Febre Tropical, de Juliana Delgado Lopera

A primeira vez que li a respeito de Febre Tropical foi no Literary Hub, site que acompanho diariamente. O nome ficou na minha cabeça e foi com muita alegria que eu descobri que ele seria lançado no Brasil pela Editora Instante, traduzido pela Natalia Borges Polesso.

Antes de qualquer coisa, vamos falar dessa capa. A história do livro se passa em Miami no começo dos anos 2000, logo, a capa é mais do que perfeita. Fiquei pensando muito no filme Projeto Flórida quando a vi pela primeira vez, e durante a leitura a impressão de mostrou acertada. O enredo também acontece num conjunto de apartamentos, com uma piscina suja e algumas espreguiçadeiras. Com o detalhe de alguns patos e guaxinins.

Juliana Delgado Lopera nos conta a história da família Juan, que saiu da Colômbia para Miami quando a narradora, Francisca, tinha 15 anos. Ela, sua irmã Lucía, a mãe Myriam e a avó, Alba, que é chamada de La Tata formam uma família excêntrica, porém não tão diferente das famílias que conhecemos. Myriam se agarra à nova oportunidade de vida nos Estados Unidos, se une ao grupo religioso e espera que as outras mulheres sigam o mesmo caminho. Lucía parece ser a única realmente engajada na religiosidade. La Tata está sempre com uma latinha de Sprite, que ela preenche com rum. Todas parecem ignorar o problema da matriarca com o álcool, mas Francisca cuida dela, dá água e comprimidos para cortar a ressaca.

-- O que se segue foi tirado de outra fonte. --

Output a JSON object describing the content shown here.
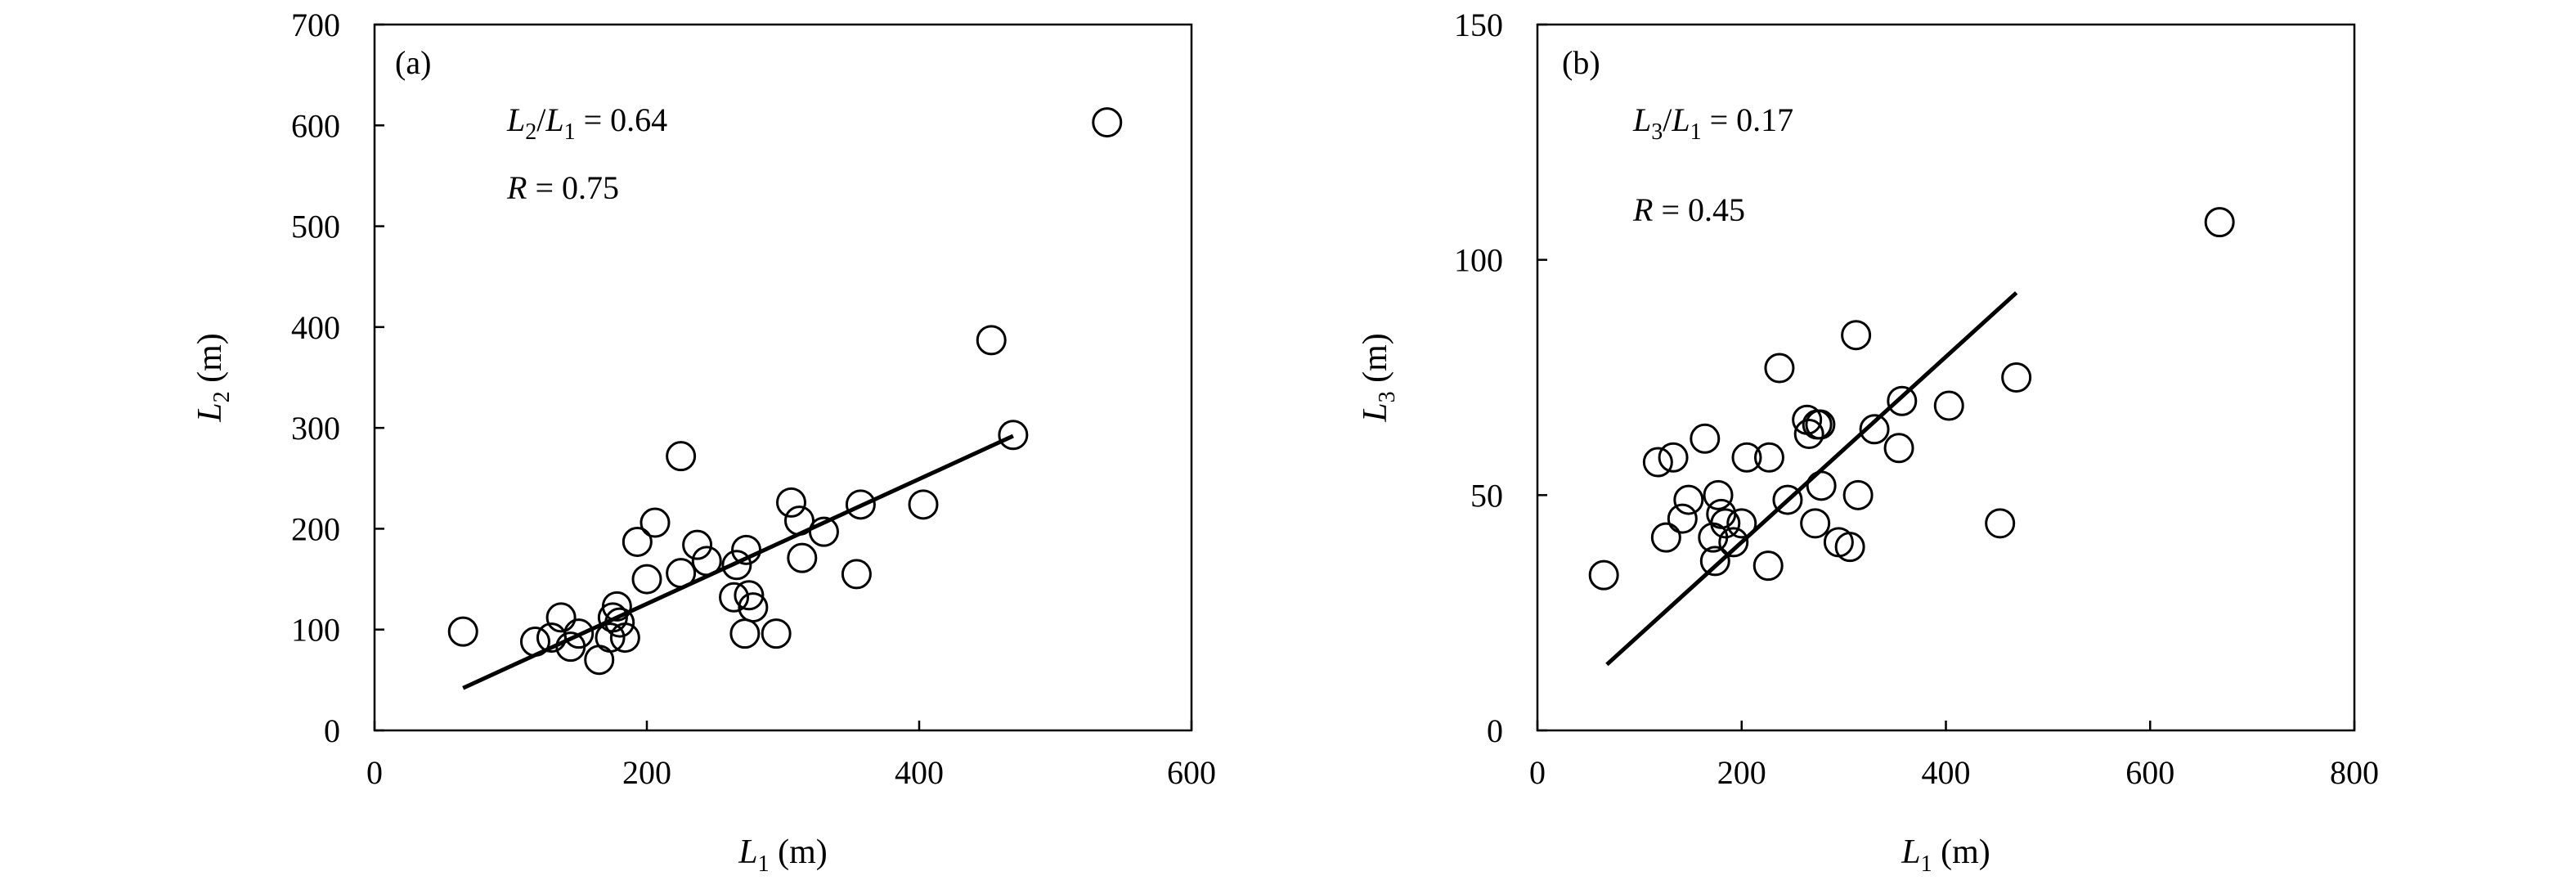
{
  "chart_data": [
    {
      "type": "scatter",
      "panel_label": "(a)",
      "xlabel": {
        "symbol": "L",
        "sub": "1",
        "unit": " (m)"
      },
      "ylabel": {
        "symbol": "L",
        "sub": "2",
        "unit": " (m)"
      },
      "xlim": [
        0,
        600
      ],
      "ylim": [
        0,
        700
      ],
      "xticks": [
        0,
        200,
        400,
        600
      ],
      "yticks": [
        0,
        100,
        200,
        300,
        400,
        500,
        600,
        700
      ],
      "annotations": [
        {
          "parts": [
            {
              "t": "L",
              "style": "italic"
            },
            {
              "t": "2",
              "style": "sub"
            },
            {
              "t": "/",
              "style": "normal"
            },
            {
              "t": "L",
              "style": "italic"
            },
            {
              "t": "1",
              "style": "sub"
            },
            {
              "t": " = 0.64",
              "style": "normal"
            }
          ]
        },
        {
          "parts": [
            {
              "t": "R",
              "style": "italic"
            },
            {
              "t": " = 0.75",
              "style": "normal"
            }
          ]
        }
      ],
      "points": [
        [
          65,
          98
        ],
        [
          118,
          88
        ],
        [
          130,
          92
        ],
        [
          137,
          112
        ],
        [
          144,
          83
        ],
        [
          150,
          96
        ],
        [
          165,
          70
        ],
        [
          173,
          92
        ],
        [
          175,
          112
        ],
        [
          178,
          123
        ],
        [
          180,
          107
        ],
        [
          184,
          92
        ],
        [
          193,
          187
        ],
        [
          200,
          150
        ],
        [
          206,
          206
        ],
        [
          225,
          272
        ],
        [
          225,
          156
        ],
        [
          237,
          184
        ],
        [
          244,
          168
        ],
        [
          264,
          132
        ],
        [
          266,
          164
        ],
        [
          272,
          96
        ],
        [
          273,
          179
        ],
        [
          275,
          134
        ],
        [
          278,
          122
        ],
        [
          295,
          96
        ],
        [
          306,
          226
        ],
        [
          312,
          208
        ],
        [
          314,
          171
        ],
        [
          330,
          197
        ],
        [
          354,
          155
        ],
        [
          357,
          224
        ],
        [
          403,
          224
        ],
        [
          453,
          387
        ],
        [
          469,
          293
        ],
        [
          538,
          603
        ]
      ],
      "fit_line": {
        "x": [
          65,
          469
        ],
        "y": [
          42,
          292
        ]
      }
    },
    {
      "type": "scatter",
      "panel_label": "(b)",
      "xlabel": {
        "symbol": "L",
        "sub": "1",
        "unit": " (m)"
      },
      "ylabel": {
        "symbol": "L",
        "sub": "3",
        "unit": " (m)"
      },
      "xlim": [
        0,
        800
      ],
      "ylim": [
        0,
        150
      ],
      "xticks": [
        0,
        200,
        400,
        600,
        800
      ],
      "yticks": [
        0,
        50,
        100,
        150
      ],
      "annotations": [
        {
          "parts": [
            {
              "t": "L",
              "style": "italic"
            },
            {
              "t": "3",
              "style": "sub"
            },
            {
              "t": "/",
              "style": "normal"
            },
            {
              "t": "L",
              "style": "italic"
            },
            {
              "t": "1",
              "style": "sub"
            },
            {
              "t": " = 0.17",
              "style": "normal"
            }
          ]
        },
        {
          "parts": [
            {
              "t": "R",
              "style": "italic"
            },
            {
              "t": " = 0.45",
              "style": "normal"
            }
          ]
        }
      ],
      "points": [
        [
          65,
          33
        ],
        [
          118,
          57
        ],
        [
          126,
          41
        ],
        [
          133,
          58
        ],
        [
          142,
          45
        ],
        [
          148,
          49
        ],
        [
          164,
          62
        ],
        [
          172,
          41
        ],
        [
          174,
          36
        ],
        [
          177,
          50
        ],
        [
          180,
          46
        ],
        [
          184,
          44
        ],
        [
          192,
          40
        ],
        [
          200,
          44
        ],
        [
          205,
          58
        ],
        [
          226,
          35
        ],
        [
          227,
          58
        ],
        [
          237,
          77
        ],
        [
          245,
          49
        ],
        [
          264,
          66
        ],
        [
          266,
          63
        ],
        [
          272,
          44
        ],
        [
          274,
          65
        ],
        [
          277,
          65
        ],
        [
          278,
          52
        ],
        [
          295,
          40
        ],
        [
          306,
          39
        ],
        [
          312,
          84
        ],
        [
          314,
          50
        ],
        [
          330,
          64
        ],
        [
          354,
          60
        ],
        [
          357,
          70
        ],
        [
          403,
          69
        ],
        [
          453,
          44
        ],
        [
          469,
          75
        ],
        [
          668,
          108
        ]
      ],
      "fit_line": {
        "x": [
          68,
          469
        ],
        "y": [
          14,
          93
        ]
      }
    }
  ]
}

Francisca é a típica adolescente que fuma, usa delineador preto nos olhos e camisetas de bandas como The Cure. Mas chegando a Miami ela se vê sem amigos, sem conhecer nada e acaba aceitando entrar para o grupo de jovens religiosos. Porém, ela não é motivada por Jesus Cristo, mas sim por Carmen, a filha dos pastores. As duas vivem grudadas realizando tarefas da igreja, mas Francisca se apaixona cada vez mais por ela. Há uma reciprocidade de sentimentos, e Carmen parece não saber lidar com isso e parte para a Colômbia por um tempo.

A protagonista se vê perdida, acaba nos braços de Wilson, filho de uma das mulheres da igreja, e ele se torna um namorado aprovado pela mãe. Está sempre na casa delas, mesmo que Francisca duvide de seus próprios sentimentos pelo jovem.

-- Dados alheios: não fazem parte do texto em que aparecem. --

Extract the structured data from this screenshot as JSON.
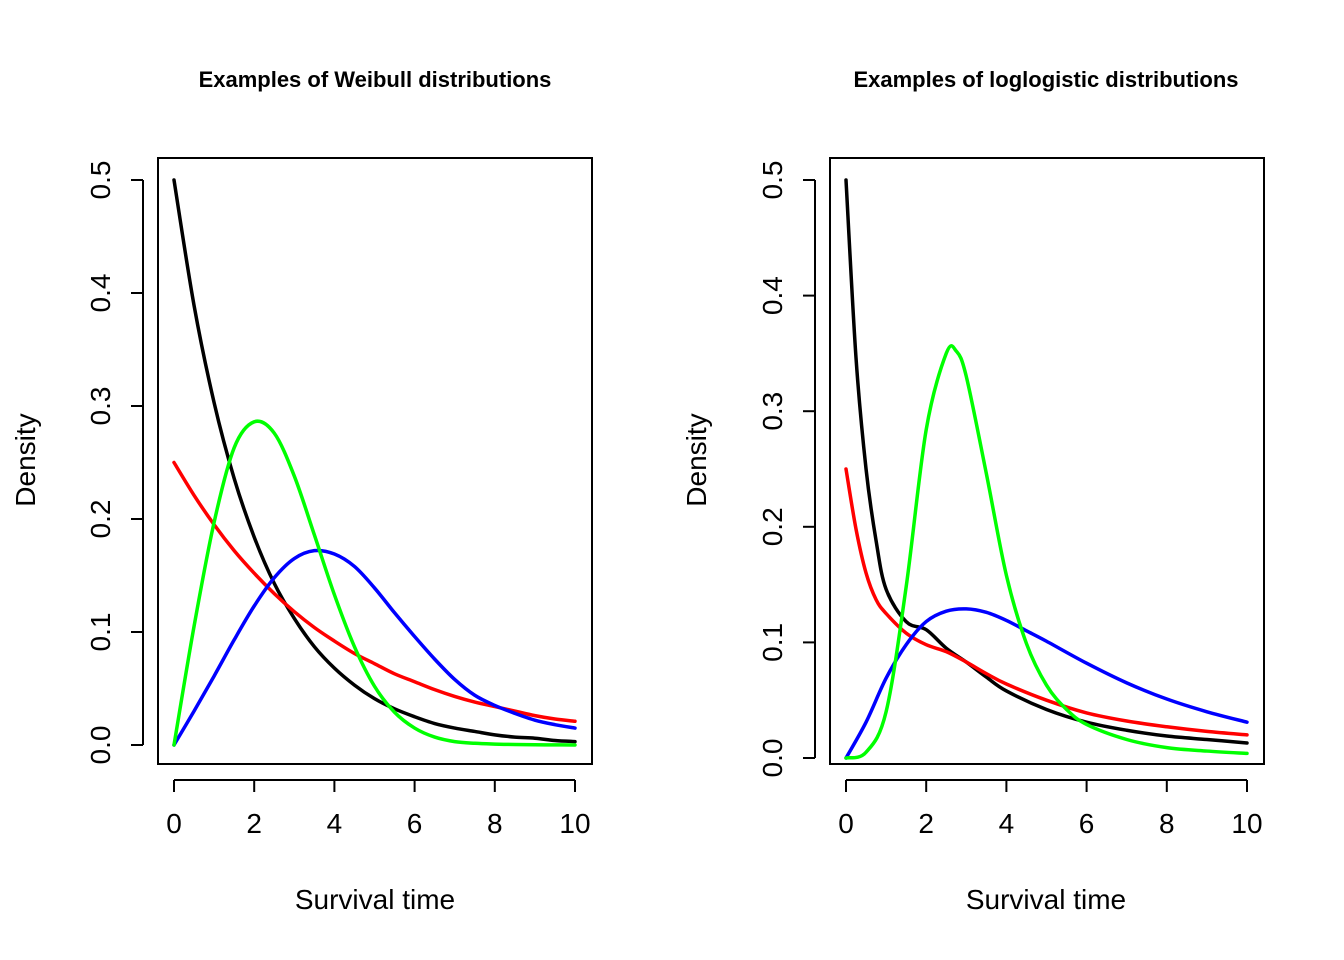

Um ponto muito interessante do livro é que ele é narrado em inglês e espanhol. Natalia Borges Polesso deve ter tido um trabalhão para traduzir isso, mas felizmente há um glossário no final e a narradora mesma diz para o leitor fazer buscas no Google. A escrita é muito ágil, impossível não ler rápido, pensando em uma voz alta te contando uma história numa mesa de bar.

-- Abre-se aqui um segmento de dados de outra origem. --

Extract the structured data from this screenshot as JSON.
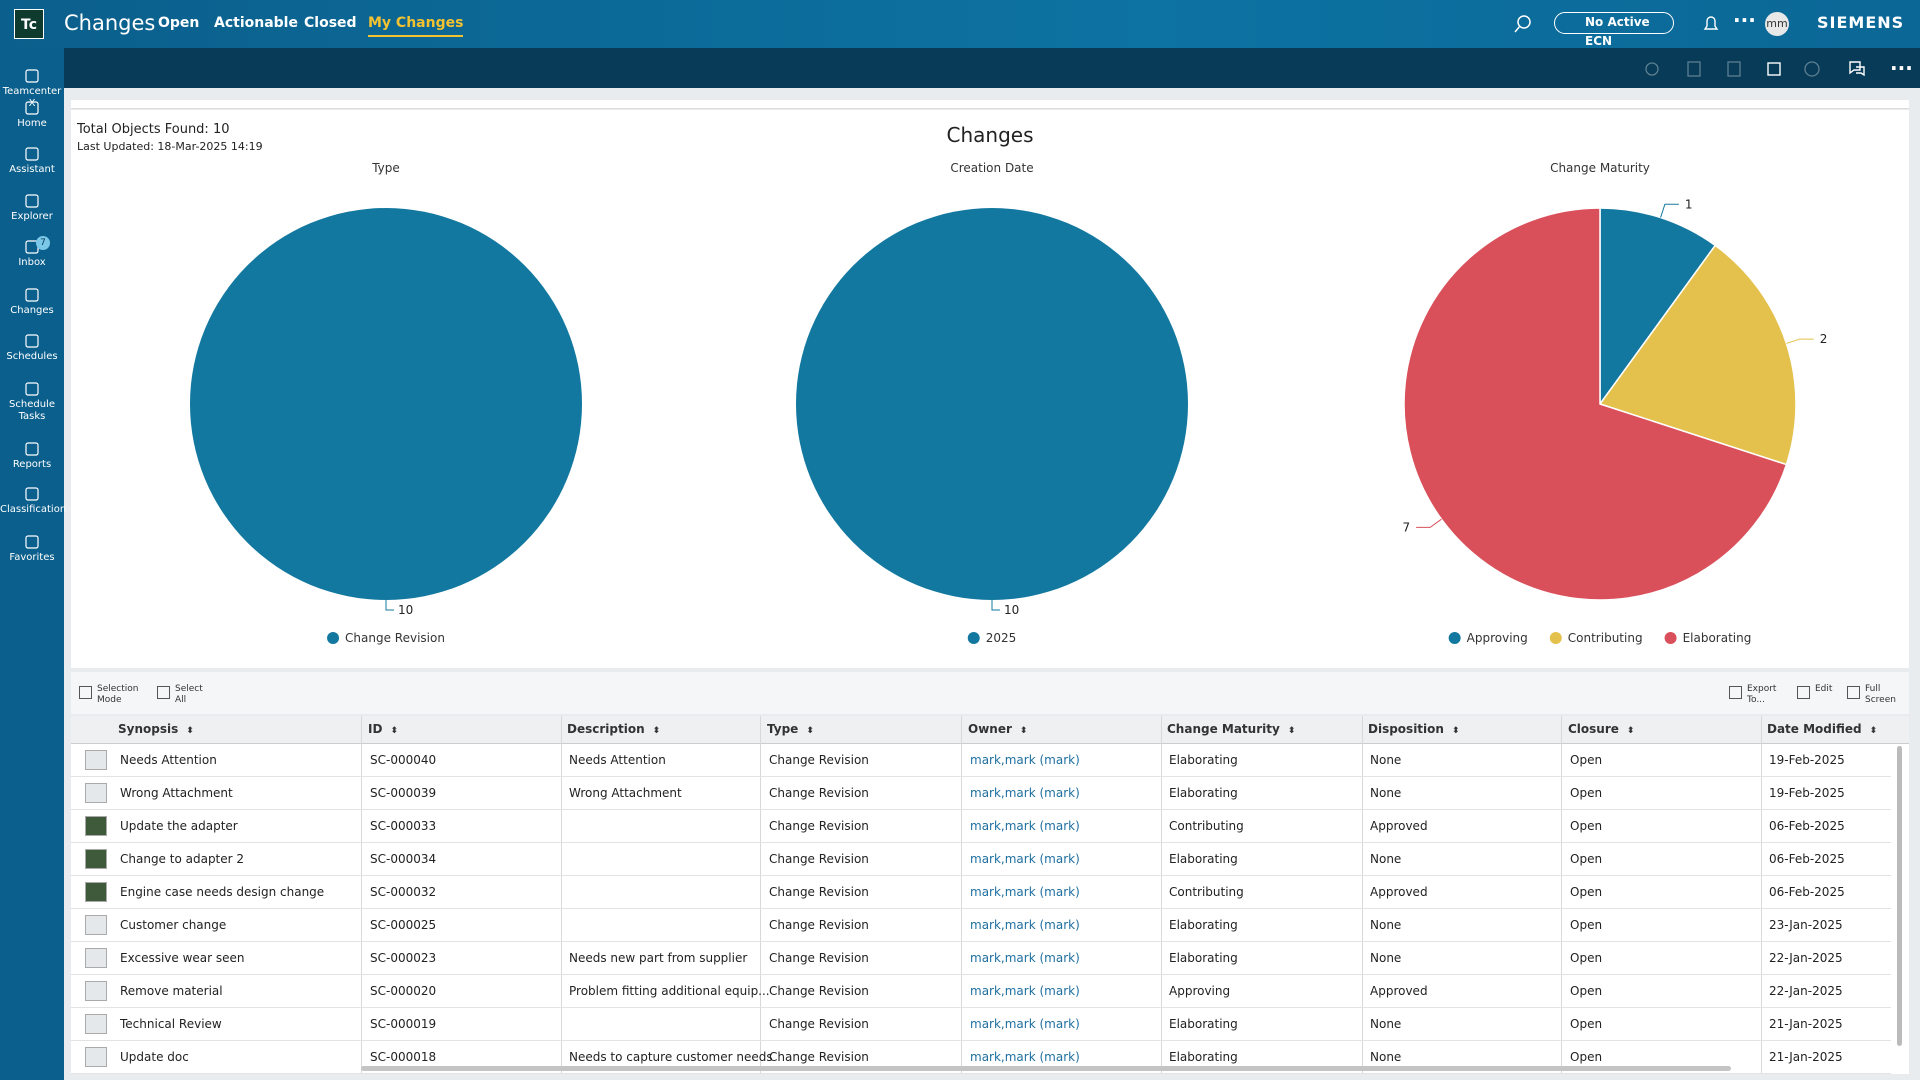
{
  "header": {
    "logo": "Tc",
    "app": "Changes",
    "tabs": [
      "Open",
      "Actionable",
      "Closed",
      "My Changes"
    ],
    "active_tab": 3,
    "ecn": "No Active ECN",
    "avatar": "mm",
    "brand": "SIEMENS"
  },
  "sidebar": {
    "items": [
      {
        "label": "Teamcenter X"
      },
      {
        "label": "Home"
      },
      {
        "label": "Assistant"
      },
      {
        "label": "Explorer"
      },
      {
        "label": "Inbox",
        "badge": 7
      },
      {
        "label": "Changes"
      },
      {
        "label": "Schedules"
      },
      {
        "label": "Schedule Tasks"
      },
      {
        "label": "Reports"
      },
      {
        "label": "Classification"
      },
      {
        "label": "Favorites"
      }
    ]
  },
  "dashboard": {
    "title": "Changes",
    "total": "Total Objects Found: 10",
    "updated": "Last Updated: 18-Mar-2025 14:19"
  },
  "chart_data": [
    {
      "type": "pie",
      "title": "Type",
      "categories": [
        "Change Revision"
      ],
      "values": [
        10
      ],
      "colors": [
        "#13789f"
      ]
    },
    {
      "type": "pie",
      "title": "Creation Date",
      "categories": [
        "2025"
      ],
      "values": [
        10
      ],
      "colors": [
        "#13789f"
      ]
    },
    {
      "type": "pie",
      "title": "Change Maturity",
      "categories": [
        "Approving",
        "Contributing",
        "Elaborating"
      ],
      "values": [
        1,
        2,
        7
      ],
      "colors": [
        "#13789f",
        "#e4c14c",
        "#d9505b"
      ]
    }
  ],
  "table": {
    "toolbar": {
      "left": [
        [
          "Selection",
          "Mode"
        ],
        [
          "Select",
          "All"
        ]
      ],
      "right": [
        [
          "Export",
          "To..."
        ],
        [
          "Edit"
        ],
        [
          "Full",
          "Screen"
        ]
      ]
    },
    "columns": [
      "Synopsis",
      "ID",
      "Description",
      "Type",
      "Owner",
      "Change Maturity",
      "Disposition",
      "Closure",
      "Date Modified"
    ],
    "rows": [
      {
        "synopsis": "Needs Attention",
        "id": "SC-000040",
        "description": "Needs Attention",
        "type": "Change Revision",
        "owner": "mark,mark (mark)",
        "maturity": "Elaborating",
        "disposition": "None",
        "closure": "Open",
        "date": "19-Feb-2025"
      },
      {
        "synopsis": "Wrong Attachment",
        "id": "SC-000039",
        "description": "Wrong Attachment",
        "type": "Change Revision",
        "owner": "mark,mark (mark)",
        "maturity": "Elaborating",
        "disposition": "None",
        "closure": "Open",
        "date": "19-Feb-2025"
      },
      {
        "synopsis": "Update the adapter",
        "id": "SC-000033",
        "type": "Change Revision",
        "owner": "mark,mark (mark)",
        "maturity": "Contributing",
        "disposition": "Approved",
        "closure": "Open",
        "date": "06-Feb-2025"
      },
      {
        "synopsis": "Change to adapter 2",
        "id": "SC-000034",
        "type": "Change Revision",
        "owner": "mark,mark (mark)",
        "maturity": "Elaborating",
        "disposition": "None",
        "closure": "Open",
        "date": "06-Feb-2025"
      },
      {
        "synopsis": "Engine case needs design change",
        "id": "SC-000032",
        "type": "Change Revision",
        "owner": "mark,mark (mark)",
        "maturity": "Contributing",
        "disposition": "Approved",
        "closure": "Open",
        "date": "06-Feb-2025"
      },
      {
        "synopsis": "Customer change",
        "id": "SC-000025",
        "type": "Change Revision",
        "owner": "mark,mark (mark)",
        "maturity": "Elaborating",
        "disposition": "None",
        "closure": "Open",
        "date": "23-Jan-2025"
      },
      {
        "synopsis": "Excessive wear seen",
        "id": "SC-000023",
        "description": "Needs new part from supplier",
        "type": "Change Revision",
        "owner": "mark,mark (mark)",
        "maturity": "Elaborating",
        "disposition": "None",
        "closure": "Open",
        "date": "22-Jan-2025"
      },
      {
        "synopsis": "Remove material",
        "id": "SC-000020",
        "description": "Problem fitting additional equip...",
        "type": "Change Revision",
        "owner": "mark,mark (mark)",
        "maturity": "Approving",
        "disposition": "Approved",
        "closure": "Open",
        "date": "22-Jan-2025"
      },
      {
        "synopsis": "Technical Review",
        "id": "SC-000019",
        "type": "Change Revision",
        "owner": "mark,mark (mark)",
        "maturity": "Elaborating",
        "disposition": "None",
        "closure": "Open",
        "date": "21-Jan-2025"
      },
      {
        "synopsis": "Update doc",
        "id": "SC-000018",
        "description": "Needs to capture customer needs",
        "type": "Change Revision",
        "owner": "mark,mark (mark)",
        "maturity": "Elaborating",
        "disposition": "None",
        "closure": "Open",
        "date": "21-Jan-2025"
      }
    ]
  }
}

Logo no começo do livro tem uma passagem que eu gostei muito: “As mulheres da minha família possuíam um sexto sentido, não necessariamente por serem mães, mas pelo acirrado policiamento da nossa tristeza: sua tristeza não era sua, era parte de um pote coletivo maior da Tristeza de Mulher com o qual todas nós contribuímos.” E o livro trata claramente disso. Claro que o foco fica em Francisca, na adolescência e descoberta da sua sexualidade, mas cada mulher ali carrega sua tristeza.

Há capítulos dedicados às histórias de Myriam e de Alba. A matriarca era famosa em seu tempo por dispensar pretendentes. Ela queria estar sempre junto a seu rádio e também escrever novelas. Mas por pressão do pai, se casou cedo. Ele não queria sustentar uma filha solteirona. Myriam, por sua vez, queria ter um escritório, ser importante. Teve uma fase difícil na adolescência, saiu de casa revoltada pela pobreza que enfrentavam. Também se casou por imposição e não realizou sonhos.

Todas ali estão sofrendo de alguma forma. A avó se afoga no rum, a mãe nos remédios, Lucía se apegou à religião. Francisca tem seus cigarros, o livro Ariel da Sylvia Plath e Andrea, uma vizinha com quem ela passa bastante tempo. O livro termina com ela ainda jovem. Espero que Francisca tenha conseguido sair desse ciclo de mulheres tristes.

Febre Tropical é finalista do Lambda Literary, e espero que seja premiado, pois foi uma surpresa maravilhosa.